Lassiter miró la foto.

– ¿Cómo puede estar tan seguro?

– Bueno, para empezar, hay nieve. Eso es una pista.

– Sí.

– Y hay una estación de esquí. Y en Maine hay estaciones de esquí.

– Sí.

– Y luego están los osos.

Lassiter volvió a mirar la foto.

– ¿Qué osos? -exclamó. -Aquí no hay ningún oso.

– Claro que hay osos -respondió Biddle. -Osos polares

Lassiter cogió la lupa y la acercó a la foto.

– ¿Dónde? -preguntó.

– En la ventana trasera de la furgoneta.

Lassiter miró la furgoneta. La ventana trasera estaba cubierta por una capa de suciedad. Alguien había escrito: «Límpiame» y «¡Venga, polares!».

– ¿Se refiere a lo que hay escrito en la furgoneta? -inquirió.

– Me refiero al oso polar -dijo Biddle. -En la esquina inferior derecha.

Lassiter acercó la lupa a la foto y luego la alejó. Había una especie de mancha blanca en la ventana.

– ¿El círculo blanco? -se extrañó Lassiter. – ¡Pero si no se ve!

– Es un oso polar. Está corriendo.

– ¿Cómo lo sabe?

– Porque fui a la Universidad de Bowdoin. Es mi universidad. Conozco el oso.

– Pero hay muchas universidades que tienen osos de…

– Mascotas -concluyó Biddle.

– Gracias -respondió Lassiter mientras buscaba un cenicero con la mirada.

– Pero ésos son osos pardos u osos negros. Y, además, cuando los estudiantes los animan dicen: «¡Ánimo, Osos!» o «¡Vamos, Osos!» o algo así. Pero no en Bowdoin. En Bowdoin siempre decimos: «¡Venga, polares!» Nadie más dice eso.

– ¿Me está tomando el pelo?

– El grito está prácticamente patentado. No hay ninguna duda. El círculo blanco de la furgoneta es un Ursus maritimus. Fíese de mí.

Lassiter dejó la lupa a un lado y se recostó en su asiento.

– Eso no demuestra que estén en Maine.

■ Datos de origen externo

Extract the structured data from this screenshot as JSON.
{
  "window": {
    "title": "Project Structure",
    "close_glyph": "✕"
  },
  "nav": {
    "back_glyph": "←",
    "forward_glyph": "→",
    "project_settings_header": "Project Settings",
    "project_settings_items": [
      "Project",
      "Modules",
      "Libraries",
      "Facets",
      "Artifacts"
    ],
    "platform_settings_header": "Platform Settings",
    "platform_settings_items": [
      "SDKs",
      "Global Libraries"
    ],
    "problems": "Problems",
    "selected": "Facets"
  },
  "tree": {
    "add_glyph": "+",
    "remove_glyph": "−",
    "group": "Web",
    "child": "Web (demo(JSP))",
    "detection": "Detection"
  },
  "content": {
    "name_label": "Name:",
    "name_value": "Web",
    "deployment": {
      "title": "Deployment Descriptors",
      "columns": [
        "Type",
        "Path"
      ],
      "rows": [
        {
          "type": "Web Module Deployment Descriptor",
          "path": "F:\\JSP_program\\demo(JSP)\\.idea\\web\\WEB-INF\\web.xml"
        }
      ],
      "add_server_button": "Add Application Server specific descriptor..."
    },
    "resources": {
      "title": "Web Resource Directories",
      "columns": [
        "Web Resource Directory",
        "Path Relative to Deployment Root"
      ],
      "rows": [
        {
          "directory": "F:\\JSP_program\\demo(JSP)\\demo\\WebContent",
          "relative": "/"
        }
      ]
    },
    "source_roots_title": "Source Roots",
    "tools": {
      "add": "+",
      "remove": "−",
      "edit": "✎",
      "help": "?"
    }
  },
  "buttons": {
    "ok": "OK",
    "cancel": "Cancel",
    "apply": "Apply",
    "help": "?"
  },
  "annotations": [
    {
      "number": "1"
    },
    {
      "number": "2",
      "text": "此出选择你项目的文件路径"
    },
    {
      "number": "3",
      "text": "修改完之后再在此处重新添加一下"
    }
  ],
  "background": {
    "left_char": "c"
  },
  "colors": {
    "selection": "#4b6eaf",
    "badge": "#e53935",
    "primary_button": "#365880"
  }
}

Sólo que la furgoneta es de Maine.

Biddle le dio un golpecito al cigarrillo con el dedo índice y sonrió mientras la ceniza caía sobre la moqueta. Lassiter hizo una mueca de dolor.

– Supongo que está buscando a la mujer de la foto -dijo Biddle.

Lassiter asintió.

Biddle giró el tobillo un par de veces, enterrando la ceniza en la moqueta.

– ¿Tiene alguna razón que le haga suponer que no esté en Maine?

– No -reconoció Lassiter. -De hecho, nació en Maine.

– ¿De verdad? -repuso Biddle al tiempo que se levantaba.

– Sí.

– Entonces, no hay duda. Es Maine -afirmó mientras se dirigía hacia la puerta. – ¿Puedo reservar ya la habitación en el hotel?